Plasmas are gaseous media in which many of the electrons have been removed from the gas atoms to generate a high density of charged particles that are accelerated by applied voltages. The detailed understanding of the physics and chemistry involved in the plasma interactions are becoming increasingly complex and difficult to predict without a fundamental understanding of plasma interactions with electronic materials and development of state-of-the-art plasma models with experimental validation. Such understandings provide both tool manufacturers and chip makers insight into defining the optimal recipes and tool designs to fabricate faster chips.
In addition, CEMPI focuses on the growth and reliability of the new insulators used between the copper wires that enable the chips to be faster and use less power. Even issues as complex as how the detailed plasma processes can impact the insulators to change their speed and reliability are being addressed at CEMPI.

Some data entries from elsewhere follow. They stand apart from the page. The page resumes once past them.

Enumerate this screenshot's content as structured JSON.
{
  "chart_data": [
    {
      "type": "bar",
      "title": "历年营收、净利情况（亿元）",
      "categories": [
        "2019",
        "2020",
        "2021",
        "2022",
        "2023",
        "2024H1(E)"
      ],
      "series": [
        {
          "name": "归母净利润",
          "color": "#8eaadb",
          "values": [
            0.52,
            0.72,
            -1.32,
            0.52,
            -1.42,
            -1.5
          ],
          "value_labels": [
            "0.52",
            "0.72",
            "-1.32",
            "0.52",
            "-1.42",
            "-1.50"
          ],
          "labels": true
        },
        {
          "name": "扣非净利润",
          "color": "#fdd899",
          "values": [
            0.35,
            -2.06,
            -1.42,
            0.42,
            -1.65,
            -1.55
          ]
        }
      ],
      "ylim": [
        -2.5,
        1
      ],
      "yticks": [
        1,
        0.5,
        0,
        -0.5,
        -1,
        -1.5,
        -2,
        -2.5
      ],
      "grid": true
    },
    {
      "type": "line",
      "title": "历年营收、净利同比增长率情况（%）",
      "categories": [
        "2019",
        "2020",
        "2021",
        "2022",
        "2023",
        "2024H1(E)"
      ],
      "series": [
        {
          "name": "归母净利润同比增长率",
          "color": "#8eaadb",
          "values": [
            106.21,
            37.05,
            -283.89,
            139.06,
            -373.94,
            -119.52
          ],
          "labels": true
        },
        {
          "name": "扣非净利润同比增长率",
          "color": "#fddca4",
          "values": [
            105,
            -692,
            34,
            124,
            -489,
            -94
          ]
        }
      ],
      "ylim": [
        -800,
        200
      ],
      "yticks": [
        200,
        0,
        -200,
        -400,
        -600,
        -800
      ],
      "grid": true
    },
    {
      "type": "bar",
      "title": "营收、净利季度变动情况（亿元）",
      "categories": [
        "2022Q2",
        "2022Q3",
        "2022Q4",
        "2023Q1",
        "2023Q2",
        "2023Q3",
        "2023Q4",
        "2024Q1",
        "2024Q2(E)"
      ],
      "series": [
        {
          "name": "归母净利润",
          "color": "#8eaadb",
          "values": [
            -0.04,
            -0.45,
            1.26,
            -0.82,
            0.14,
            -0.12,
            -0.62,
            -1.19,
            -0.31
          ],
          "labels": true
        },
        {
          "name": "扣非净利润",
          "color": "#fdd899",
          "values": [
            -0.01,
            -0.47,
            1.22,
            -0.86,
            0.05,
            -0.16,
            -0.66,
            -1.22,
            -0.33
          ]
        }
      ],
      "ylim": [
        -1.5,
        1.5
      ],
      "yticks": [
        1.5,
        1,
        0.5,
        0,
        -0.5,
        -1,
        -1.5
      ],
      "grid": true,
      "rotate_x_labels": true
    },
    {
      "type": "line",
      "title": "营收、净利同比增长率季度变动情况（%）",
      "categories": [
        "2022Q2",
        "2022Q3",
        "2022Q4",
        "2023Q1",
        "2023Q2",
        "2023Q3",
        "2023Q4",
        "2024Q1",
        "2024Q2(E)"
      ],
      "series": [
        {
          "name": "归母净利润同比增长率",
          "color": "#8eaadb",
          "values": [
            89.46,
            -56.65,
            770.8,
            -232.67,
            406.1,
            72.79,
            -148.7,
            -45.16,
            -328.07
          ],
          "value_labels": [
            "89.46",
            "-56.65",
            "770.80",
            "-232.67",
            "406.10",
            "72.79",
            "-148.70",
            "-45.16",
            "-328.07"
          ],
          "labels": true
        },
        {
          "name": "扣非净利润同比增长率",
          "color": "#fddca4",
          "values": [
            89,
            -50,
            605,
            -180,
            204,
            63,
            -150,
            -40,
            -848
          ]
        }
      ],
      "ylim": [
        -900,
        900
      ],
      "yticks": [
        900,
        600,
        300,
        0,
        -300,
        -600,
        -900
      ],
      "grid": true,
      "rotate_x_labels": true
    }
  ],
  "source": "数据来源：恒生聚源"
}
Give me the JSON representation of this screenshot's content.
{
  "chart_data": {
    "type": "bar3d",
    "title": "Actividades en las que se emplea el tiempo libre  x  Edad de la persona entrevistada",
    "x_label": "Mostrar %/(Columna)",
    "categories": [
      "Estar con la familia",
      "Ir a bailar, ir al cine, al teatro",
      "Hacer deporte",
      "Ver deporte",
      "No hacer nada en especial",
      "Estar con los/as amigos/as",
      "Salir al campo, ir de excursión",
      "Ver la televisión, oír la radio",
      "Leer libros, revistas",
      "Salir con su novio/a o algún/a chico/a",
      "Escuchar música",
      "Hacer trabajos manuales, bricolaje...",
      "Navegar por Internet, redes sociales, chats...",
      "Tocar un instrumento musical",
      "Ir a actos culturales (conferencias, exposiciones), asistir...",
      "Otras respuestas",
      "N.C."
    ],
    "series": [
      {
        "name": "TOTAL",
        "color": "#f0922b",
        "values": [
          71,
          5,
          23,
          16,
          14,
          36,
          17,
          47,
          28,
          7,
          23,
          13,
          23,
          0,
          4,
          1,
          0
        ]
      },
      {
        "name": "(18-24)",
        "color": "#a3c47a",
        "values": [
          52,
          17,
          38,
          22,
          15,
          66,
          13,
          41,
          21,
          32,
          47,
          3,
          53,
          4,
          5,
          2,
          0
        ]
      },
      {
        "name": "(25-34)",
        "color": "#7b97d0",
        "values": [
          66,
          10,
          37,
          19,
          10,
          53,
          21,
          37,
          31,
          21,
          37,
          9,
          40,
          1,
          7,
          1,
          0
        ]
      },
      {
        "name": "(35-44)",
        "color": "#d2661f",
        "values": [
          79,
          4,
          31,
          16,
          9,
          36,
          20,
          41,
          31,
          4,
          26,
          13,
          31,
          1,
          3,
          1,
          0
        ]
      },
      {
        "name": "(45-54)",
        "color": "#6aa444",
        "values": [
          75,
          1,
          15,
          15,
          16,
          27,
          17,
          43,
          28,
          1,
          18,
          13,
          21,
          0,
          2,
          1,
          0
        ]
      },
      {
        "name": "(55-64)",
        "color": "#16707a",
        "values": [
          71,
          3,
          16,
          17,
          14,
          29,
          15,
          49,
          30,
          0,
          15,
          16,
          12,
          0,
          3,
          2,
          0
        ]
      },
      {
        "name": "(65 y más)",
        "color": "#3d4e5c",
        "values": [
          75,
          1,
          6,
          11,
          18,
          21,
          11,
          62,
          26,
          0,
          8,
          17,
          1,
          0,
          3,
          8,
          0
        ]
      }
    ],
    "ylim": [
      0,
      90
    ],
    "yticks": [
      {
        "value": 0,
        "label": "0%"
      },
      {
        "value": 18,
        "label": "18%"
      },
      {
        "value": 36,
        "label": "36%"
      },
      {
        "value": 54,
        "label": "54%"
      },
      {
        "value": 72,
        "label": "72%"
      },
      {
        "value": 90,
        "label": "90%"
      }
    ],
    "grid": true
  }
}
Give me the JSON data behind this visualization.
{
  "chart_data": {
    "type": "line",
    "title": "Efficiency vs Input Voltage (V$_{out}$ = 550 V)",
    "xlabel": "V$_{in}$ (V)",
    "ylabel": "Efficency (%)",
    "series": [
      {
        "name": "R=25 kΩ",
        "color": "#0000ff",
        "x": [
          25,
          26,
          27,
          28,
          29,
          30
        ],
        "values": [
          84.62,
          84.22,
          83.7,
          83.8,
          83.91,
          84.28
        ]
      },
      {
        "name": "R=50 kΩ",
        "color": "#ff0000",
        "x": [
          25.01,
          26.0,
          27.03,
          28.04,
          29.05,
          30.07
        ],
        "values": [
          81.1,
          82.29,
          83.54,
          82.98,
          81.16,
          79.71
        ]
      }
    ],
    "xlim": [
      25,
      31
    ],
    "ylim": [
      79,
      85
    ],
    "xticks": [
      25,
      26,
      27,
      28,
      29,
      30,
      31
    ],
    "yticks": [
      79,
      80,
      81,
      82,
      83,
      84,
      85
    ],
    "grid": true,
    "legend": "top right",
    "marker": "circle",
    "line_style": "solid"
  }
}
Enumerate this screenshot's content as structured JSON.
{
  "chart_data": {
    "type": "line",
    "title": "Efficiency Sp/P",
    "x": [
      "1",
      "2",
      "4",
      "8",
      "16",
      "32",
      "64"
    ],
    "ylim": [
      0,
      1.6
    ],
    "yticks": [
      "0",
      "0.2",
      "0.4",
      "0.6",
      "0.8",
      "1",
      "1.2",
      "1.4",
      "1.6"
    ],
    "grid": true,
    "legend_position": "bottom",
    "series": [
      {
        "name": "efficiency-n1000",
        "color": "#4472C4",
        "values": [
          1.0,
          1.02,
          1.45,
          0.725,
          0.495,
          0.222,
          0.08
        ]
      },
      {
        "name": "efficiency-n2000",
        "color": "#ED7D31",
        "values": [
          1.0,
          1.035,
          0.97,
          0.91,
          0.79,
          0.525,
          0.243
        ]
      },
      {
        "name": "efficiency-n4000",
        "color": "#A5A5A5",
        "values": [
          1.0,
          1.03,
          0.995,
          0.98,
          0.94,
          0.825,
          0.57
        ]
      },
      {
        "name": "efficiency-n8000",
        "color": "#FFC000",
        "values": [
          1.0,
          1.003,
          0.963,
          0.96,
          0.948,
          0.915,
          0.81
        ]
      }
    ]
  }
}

Plans to build a clean room and nanofabrication facility at UNT are currently under way, and these additions will extensively augment UNT’s existing materials characterization and analysis resources. Driven by Dr. Vish Prasad, UNT’s vice president for research and economic development, the university is among an elite group of public institutions nationwide that offer this unique complement of facilities and high-powered instruments. Depending on future funding, the center could also logically expand its research to additional advanced semiconductor topics such as three-dimensional TSV etching, MEMs and packaging.